Founded in 1982 by former U.S. President Jimmy Carter and former First Lady Rosalynn Carter, the Atlanta-based Center has helped improve the quality of life for tens of millions of people in more than 70 countries. The Carter Center’s health programs tackle preventable diseases often ignored by others. Through integrated grassroots programming, Carter Center experts are helping people in the world’s most impoverished communities take steps to transform their own lives.
The Carter Center has been at the cutting edge of both malaria and lymphatic filariasis prevention programming in Africa since 1998. In an unprecedented effort, The Carter Center and its partners are working to show that the transmission of lymphatic filariasis can be interrupted on a large scale in Nigeria with mass community drug treatment, mosquito nets, and health education. The Center also has been involved with innovative efforts to stop malaria on a national scale in Ethiopia—including assisting with the distribution of 3 million long-lasting insecticidal nets in a matter of months to the nation’s three most affected regions. All of these activities build upon established networks of community-based health care that the Center, working with health officials, created several years ago to help address other neglected diseases.

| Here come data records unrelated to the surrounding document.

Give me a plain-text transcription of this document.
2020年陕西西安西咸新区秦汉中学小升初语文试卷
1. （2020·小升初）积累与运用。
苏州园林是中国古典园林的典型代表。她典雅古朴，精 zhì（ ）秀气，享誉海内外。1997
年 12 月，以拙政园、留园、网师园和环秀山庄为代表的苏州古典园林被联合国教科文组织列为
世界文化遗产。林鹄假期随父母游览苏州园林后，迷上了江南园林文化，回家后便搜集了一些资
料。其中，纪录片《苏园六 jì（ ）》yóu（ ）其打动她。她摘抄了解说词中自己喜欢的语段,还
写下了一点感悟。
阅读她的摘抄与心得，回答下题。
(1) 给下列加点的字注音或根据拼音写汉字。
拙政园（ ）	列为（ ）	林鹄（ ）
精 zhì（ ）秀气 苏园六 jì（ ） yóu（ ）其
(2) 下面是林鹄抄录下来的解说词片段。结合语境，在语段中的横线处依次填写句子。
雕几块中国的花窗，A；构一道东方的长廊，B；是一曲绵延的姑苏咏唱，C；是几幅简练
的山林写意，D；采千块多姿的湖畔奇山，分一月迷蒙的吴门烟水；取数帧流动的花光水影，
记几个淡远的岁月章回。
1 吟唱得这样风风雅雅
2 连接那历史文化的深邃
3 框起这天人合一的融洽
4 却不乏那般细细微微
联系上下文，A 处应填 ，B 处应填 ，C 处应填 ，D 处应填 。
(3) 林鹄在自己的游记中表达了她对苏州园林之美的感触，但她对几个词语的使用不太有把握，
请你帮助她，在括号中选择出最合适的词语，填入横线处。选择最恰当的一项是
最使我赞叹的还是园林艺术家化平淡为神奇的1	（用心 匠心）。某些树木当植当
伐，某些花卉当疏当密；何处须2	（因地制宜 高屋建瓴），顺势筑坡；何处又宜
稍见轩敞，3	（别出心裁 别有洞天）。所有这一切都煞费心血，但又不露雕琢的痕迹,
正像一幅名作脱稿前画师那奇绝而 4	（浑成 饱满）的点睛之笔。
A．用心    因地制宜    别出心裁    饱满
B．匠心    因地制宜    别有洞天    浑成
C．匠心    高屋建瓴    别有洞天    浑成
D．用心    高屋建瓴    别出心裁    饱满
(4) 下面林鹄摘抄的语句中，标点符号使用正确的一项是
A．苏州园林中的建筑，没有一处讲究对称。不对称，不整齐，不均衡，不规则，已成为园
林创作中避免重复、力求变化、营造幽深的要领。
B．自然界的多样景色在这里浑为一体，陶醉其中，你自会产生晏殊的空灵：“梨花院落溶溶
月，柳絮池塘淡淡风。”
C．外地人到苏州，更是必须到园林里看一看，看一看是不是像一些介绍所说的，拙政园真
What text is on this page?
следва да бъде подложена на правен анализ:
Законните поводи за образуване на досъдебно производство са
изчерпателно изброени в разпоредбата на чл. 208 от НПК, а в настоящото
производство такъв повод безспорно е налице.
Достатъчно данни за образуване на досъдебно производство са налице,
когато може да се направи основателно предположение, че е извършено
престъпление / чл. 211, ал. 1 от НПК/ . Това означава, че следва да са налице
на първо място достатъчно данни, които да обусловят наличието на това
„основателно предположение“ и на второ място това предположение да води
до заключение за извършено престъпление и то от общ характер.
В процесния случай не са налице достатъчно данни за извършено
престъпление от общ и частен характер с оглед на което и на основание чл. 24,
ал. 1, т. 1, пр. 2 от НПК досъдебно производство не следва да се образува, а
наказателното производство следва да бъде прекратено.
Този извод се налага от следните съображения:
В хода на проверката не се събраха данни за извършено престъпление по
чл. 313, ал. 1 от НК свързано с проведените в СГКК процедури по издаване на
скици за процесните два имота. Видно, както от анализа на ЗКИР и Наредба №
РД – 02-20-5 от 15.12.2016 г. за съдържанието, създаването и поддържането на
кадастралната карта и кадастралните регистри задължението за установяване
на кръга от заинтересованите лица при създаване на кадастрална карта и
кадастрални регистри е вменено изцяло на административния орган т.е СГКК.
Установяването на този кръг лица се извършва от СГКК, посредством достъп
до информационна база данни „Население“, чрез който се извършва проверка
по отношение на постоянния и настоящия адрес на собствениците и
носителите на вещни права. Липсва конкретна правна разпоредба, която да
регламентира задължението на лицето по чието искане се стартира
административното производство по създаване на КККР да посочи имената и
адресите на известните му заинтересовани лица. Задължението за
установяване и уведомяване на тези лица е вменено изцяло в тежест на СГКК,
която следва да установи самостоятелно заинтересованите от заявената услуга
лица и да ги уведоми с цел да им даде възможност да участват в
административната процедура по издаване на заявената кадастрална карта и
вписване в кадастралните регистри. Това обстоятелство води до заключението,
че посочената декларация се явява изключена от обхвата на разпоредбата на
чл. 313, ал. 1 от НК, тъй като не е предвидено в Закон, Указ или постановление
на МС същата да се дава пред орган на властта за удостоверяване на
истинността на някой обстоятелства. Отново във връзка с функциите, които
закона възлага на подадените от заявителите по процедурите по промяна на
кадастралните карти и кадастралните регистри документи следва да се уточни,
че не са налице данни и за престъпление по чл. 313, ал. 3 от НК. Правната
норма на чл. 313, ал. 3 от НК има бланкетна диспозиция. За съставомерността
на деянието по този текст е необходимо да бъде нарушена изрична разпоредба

Both lymphatic filariasis and malaria exact a heavy price from the people of Nigeria. The nation is the most endemic in Africa for lymphatic filariasis and harbors approximately one-quarter of all cases of malaria on the continent. In Kanke, providing medicines alone have not been sufficient to stop transmission of lymphatic filariasis, and fewer than 10 percent of households have sufficient numbers of treated nets to protect all household members from malaria.* Because the same mosquito transmits malaria and lymphatic filariasis, DuraNets are a vital tool in combating both diseases.
*This is according to Jonathan King’s 2007 survey of the area.